The giant stone structures would have functioned as a support for an expansive wooden platform on which sacred ceremonies were carried out, the theory goes.

In an interview with The Guardian, Julian Spalding, previously director of some of Britain’s most prominent museums, said the megaliths formed the foundations of “a great altar” elevated from ground level.

He suggested they were capable of supporting hundreds of pre-Christian worshipers.

Spalding said ancient worshipers would have climbed spiral wooden ramps or steps to reach the platform. He went on to argue previous interpretations of the prehistoric monument could be false.

“We’ve been looking at Stonehenge the wrong way: from the Earth, which is very much a 20th-century viewpoint,” he said.

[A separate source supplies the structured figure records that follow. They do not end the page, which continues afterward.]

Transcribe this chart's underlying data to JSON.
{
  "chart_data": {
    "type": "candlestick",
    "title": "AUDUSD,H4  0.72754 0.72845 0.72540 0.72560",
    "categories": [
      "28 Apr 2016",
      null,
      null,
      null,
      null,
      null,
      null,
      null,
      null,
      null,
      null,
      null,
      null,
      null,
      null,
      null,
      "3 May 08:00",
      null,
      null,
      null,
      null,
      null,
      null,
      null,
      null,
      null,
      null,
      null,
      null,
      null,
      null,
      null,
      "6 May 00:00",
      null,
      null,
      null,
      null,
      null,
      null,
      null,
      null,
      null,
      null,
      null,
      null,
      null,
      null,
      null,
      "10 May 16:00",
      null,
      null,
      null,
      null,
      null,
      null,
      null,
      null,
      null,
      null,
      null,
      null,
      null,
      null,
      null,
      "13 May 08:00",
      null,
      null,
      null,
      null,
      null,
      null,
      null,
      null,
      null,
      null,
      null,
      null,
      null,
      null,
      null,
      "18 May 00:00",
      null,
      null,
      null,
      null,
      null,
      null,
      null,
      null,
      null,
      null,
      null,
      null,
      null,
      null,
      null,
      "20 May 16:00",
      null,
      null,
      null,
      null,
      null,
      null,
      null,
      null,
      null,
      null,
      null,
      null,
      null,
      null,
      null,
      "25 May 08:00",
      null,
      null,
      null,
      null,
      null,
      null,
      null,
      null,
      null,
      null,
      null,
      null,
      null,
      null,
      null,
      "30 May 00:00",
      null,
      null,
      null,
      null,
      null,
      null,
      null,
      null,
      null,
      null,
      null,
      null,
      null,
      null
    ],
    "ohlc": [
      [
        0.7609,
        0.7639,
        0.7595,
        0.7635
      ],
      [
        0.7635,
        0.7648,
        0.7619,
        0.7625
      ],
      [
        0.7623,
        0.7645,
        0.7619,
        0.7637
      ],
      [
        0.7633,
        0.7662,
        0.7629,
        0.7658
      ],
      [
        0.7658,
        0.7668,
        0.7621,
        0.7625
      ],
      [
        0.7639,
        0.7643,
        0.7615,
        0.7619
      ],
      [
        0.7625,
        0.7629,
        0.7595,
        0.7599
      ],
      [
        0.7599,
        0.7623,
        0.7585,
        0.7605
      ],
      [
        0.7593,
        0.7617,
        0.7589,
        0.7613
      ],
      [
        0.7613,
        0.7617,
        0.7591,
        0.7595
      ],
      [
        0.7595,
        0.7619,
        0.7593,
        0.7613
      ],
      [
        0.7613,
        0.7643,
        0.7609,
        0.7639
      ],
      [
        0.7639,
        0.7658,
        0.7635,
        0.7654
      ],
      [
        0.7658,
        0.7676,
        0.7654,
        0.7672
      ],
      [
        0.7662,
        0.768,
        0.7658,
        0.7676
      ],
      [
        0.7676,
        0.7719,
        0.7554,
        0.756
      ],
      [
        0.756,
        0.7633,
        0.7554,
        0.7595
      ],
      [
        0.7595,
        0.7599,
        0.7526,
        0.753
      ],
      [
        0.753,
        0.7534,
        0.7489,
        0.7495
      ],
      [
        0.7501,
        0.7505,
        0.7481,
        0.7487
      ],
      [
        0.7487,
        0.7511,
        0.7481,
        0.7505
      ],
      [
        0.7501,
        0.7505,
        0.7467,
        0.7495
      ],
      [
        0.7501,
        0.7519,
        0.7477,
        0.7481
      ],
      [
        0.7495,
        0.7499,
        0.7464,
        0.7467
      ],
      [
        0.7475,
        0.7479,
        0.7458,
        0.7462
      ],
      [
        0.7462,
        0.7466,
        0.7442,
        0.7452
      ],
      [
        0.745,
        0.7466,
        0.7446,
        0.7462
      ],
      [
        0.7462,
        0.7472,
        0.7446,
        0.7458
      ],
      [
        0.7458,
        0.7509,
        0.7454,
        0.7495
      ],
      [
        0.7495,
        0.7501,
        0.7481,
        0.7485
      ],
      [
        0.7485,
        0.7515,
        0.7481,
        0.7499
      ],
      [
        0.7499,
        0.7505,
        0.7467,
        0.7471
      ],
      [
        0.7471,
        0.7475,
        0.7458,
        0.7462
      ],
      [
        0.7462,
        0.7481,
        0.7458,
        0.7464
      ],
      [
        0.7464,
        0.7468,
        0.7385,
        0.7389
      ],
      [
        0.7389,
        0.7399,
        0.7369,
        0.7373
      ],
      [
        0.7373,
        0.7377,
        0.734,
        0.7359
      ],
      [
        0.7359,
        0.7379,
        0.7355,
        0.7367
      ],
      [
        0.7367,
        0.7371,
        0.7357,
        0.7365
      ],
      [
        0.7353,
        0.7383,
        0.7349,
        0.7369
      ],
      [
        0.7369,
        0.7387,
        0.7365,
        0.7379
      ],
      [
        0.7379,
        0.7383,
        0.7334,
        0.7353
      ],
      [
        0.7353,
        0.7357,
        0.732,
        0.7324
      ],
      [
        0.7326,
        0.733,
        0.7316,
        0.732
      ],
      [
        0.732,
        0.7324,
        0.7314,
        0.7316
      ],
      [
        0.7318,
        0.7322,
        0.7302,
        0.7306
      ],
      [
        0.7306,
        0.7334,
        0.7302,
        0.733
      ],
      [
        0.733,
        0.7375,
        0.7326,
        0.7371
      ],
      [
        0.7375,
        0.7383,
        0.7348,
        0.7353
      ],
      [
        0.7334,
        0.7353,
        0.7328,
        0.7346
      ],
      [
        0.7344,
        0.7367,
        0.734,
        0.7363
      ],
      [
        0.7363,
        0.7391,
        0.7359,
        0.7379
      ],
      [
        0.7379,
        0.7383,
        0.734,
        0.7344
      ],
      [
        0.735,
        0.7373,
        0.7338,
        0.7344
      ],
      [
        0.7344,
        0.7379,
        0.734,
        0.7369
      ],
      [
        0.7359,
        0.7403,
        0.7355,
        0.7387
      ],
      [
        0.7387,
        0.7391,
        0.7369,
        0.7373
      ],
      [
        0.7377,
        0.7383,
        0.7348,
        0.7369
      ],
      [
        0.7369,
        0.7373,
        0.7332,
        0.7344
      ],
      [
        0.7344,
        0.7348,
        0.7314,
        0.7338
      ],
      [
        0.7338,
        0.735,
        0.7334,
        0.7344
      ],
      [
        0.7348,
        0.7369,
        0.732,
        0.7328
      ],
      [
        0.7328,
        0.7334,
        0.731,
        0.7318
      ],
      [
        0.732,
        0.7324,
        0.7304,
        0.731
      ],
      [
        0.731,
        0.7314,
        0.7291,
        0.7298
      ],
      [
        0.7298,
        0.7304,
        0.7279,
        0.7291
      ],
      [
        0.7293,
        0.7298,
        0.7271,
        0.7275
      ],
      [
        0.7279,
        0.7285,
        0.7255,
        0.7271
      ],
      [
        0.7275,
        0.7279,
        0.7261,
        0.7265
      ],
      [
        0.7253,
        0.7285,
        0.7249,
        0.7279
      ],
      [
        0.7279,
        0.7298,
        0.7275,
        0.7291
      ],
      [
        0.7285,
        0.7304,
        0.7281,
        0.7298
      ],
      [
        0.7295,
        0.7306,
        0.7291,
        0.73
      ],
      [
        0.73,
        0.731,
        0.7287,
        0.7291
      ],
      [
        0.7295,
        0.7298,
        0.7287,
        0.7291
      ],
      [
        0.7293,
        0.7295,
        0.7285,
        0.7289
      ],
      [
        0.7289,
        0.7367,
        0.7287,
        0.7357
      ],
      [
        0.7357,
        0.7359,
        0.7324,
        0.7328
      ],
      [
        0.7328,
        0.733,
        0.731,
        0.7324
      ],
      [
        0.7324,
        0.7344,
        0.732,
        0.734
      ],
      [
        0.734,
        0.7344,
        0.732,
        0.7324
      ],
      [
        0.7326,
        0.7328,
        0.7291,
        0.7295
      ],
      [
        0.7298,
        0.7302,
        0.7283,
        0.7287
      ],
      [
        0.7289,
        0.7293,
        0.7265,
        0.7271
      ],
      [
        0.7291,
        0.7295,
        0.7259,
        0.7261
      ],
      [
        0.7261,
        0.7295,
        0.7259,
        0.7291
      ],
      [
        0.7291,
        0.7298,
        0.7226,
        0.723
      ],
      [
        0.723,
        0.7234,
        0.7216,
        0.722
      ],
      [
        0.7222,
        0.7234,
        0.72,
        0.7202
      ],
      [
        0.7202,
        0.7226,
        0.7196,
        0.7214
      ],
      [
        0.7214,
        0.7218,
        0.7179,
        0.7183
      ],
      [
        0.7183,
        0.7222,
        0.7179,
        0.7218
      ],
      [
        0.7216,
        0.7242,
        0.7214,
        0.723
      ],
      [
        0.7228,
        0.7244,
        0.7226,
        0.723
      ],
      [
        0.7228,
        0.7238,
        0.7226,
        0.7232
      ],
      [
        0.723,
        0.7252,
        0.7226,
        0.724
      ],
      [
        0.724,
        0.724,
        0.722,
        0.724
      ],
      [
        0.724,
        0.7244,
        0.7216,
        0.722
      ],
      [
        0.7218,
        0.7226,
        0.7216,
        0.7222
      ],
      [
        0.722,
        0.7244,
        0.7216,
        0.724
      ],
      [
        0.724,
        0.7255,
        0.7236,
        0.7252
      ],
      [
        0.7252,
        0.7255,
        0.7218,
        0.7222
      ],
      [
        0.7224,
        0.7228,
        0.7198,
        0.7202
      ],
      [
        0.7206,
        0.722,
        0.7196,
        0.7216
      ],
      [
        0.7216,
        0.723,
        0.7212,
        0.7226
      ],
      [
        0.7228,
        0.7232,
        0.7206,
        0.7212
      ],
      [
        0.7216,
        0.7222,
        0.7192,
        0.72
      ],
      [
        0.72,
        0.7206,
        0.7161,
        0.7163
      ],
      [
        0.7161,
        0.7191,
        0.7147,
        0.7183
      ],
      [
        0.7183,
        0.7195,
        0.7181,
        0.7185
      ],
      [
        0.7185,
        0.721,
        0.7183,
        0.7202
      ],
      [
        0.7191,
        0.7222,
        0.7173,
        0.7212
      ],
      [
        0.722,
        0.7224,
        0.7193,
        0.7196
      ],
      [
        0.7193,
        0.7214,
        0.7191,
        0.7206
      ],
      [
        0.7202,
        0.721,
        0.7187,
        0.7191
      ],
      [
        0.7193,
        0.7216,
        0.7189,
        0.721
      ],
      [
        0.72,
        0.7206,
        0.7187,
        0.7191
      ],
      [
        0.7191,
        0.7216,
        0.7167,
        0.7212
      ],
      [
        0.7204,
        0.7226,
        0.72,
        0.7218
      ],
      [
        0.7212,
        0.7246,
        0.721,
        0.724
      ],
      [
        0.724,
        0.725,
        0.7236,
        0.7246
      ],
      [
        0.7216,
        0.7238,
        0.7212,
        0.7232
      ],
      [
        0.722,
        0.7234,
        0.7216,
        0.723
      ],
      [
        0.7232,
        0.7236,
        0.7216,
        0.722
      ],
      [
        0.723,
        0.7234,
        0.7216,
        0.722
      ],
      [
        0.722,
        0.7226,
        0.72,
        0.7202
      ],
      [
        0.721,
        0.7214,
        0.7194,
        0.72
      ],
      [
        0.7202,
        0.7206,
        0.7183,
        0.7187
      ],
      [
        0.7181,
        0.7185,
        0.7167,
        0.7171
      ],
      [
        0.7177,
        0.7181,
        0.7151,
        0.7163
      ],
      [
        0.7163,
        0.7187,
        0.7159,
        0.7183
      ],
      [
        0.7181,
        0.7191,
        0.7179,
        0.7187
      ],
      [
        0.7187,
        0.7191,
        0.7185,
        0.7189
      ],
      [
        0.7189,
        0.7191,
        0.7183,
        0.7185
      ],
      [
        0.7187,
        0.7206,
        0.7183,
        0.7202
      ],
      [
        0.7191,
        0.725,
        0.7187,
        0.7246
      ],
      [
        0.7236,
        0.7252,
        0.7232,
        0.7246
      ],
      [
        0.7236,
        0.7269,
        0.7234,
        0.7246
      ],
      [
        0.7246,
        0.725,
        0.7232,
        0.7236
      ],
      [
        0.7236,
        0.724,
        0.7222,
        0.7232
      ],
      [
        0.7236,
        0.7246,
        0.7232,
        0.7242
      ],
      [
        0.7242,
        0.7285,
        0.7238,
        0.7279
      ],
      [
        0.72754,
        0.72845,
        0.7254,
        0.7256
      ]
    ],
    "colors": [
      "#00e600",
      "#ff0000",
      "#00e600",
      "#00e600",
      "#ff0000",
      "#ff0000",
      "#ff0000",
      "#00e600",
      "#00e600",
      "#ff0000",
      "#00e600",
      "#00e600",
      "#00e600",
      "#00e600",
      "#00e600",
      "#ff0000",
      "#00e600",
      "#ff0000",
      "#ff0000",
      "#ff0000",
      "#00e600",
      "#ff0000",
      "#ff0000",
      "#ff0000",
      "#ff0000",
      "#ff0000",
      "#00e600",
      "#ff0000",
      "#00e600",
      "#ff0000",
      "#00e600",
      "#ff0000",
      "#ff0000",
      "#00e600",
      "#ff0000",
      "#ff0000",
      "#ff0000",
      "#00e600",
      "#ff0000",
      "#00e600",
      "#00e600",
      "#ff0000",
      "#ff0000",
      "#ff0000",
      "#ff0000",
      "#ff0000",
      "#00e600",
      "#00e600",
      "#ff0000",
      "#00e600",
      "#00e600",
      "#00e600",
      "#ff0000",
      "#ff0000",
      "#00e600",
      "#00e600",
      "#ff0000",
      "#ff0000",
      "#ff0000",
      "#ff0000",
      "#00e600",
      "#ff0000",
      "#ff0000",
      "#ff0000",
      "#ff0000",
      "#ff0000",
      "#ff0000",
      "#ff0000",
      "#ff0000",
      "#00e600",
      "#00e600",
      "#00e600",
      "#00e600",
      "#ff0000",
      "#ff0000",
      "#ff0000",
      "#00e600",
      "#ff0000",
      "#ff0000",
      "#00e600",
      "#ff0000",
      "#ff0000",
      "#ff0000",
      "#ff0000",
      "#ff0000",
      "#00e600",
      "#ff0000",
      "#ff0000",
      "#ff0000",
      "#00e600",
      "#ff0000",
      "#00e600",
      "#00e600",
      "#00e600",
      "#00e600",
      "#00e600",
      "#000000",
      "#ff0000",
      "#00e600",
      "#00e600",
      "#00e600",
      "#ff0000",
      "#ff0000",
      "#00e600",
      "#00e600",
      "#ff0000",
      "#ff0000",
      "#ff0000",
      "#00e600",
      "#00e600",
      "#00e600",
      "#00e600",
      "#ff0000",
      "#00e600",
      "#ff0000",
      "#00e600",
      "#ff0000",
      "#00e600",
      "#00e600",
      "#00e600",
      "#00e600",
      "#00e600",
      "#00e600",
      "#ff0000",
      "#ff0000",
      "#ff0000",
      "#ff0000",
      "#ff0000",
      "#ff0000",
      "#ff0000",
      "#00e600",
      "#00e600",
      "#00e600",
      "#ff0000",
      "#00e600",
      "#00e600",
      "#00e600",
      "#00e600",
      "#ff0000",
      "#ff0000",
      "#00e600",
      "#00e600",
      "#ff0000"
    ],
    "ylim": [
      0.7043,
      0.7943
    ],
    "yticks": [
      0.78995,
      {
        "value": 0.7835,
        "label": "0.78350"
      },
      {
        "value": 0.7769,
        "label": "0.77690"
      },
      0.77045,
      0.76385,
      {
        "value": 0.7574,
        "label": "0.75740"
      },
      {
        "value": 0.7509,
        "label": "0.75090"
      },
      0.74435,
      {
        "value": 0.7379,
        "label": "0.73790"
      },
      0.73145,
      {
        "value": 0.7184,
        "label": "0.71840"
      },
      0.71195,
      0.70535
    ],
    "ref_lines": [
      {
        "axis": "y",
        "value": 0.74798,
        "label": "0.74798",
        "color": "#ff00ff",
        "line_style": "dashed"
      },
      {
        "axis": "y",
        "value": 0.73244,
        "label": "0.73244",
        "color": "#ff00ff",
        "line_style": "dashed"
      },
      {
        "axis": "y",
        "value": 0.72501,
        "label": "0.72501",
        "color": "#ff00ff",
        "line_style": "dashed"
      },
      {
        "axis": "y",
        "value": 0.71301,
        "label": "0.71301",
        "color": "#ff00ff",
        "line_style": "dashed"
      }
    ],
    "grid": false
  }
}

Geoffrey of Monmouth, a Welsh cleric with a penchant for histiography and the tales of King Arthur, wrote in the 12th century that the wizard Merlin had taken it upon himself to fly the stones used to build the monument from Ireland.

From Monmouth’s era onward, Stonehenge has been associated with a range of theories ranging from plausible to downright obscure.

More recently, the prehistoric site was described as an ancient “Lourdes” where people ferried ill friends and loved ones to be healed by the magic stone structures. Others suggested it was a haunted haven for the deceased or perhaps a mecca for seasonal feasting.

The prehistoric monument was constructed at some point between 3,000 and 2,000 BC. Located in Wiltshire, England, it attracts over 1 million visitors each year. The outline of missing stones, which became visible during a drought in 2014, indicate it once formed a perfect circle.

Spalding says Stonehenge theorists have previously been misguided. The evidence for his theory, he suggests, stems from multiple archaic civilizations across the globe.

In far-flung places such as Peru, China and Turkey, sacred structures were elevated, sometimes on manmade and sometimes on natural sites. These monuments often took the form of circular patterns linked to celestial ceremonies, experts suggest.

“In early times, no spiritual ceremonies would have been performed on the ground. The Pharaoh of Egypt and the Emperor of China were always carried – as the Pope used to be,” Spalding told The Guardian.

“The feet of holy people were not allowed to touch the ground. We’ve been looking at Stonehenge from a modern, Earth-bound perspective.”

Spalding suggested further history teaches us that Stonehenge “would never have performed celestial ceremonies on the lowly earth.”

“That would have been unimaginably insulting to the immortal beings, for it would have brought them down from heaven to bite the dust and tread in the dung,” he added.

His theory, however, has not been endorsed by all Stonehenge experts.

Prof Vincent Gaffney, a leading investigator on Britain’s Stonehenge Hidden Landscapes Project at Bradford University, told the Guardian he was skeptical of Spalding’s suggestions.

But Archaeologist Aubrey Burl, an expert on prehistoric stone structures, said he is keeping an open mind. He told the paper that Spalding’s theory was plausible.

“There could be something in it,” he said. “There is a possibility, of course. Anything new and worthwhile about Stonehenge is well worth looking into, but with care and consideration.”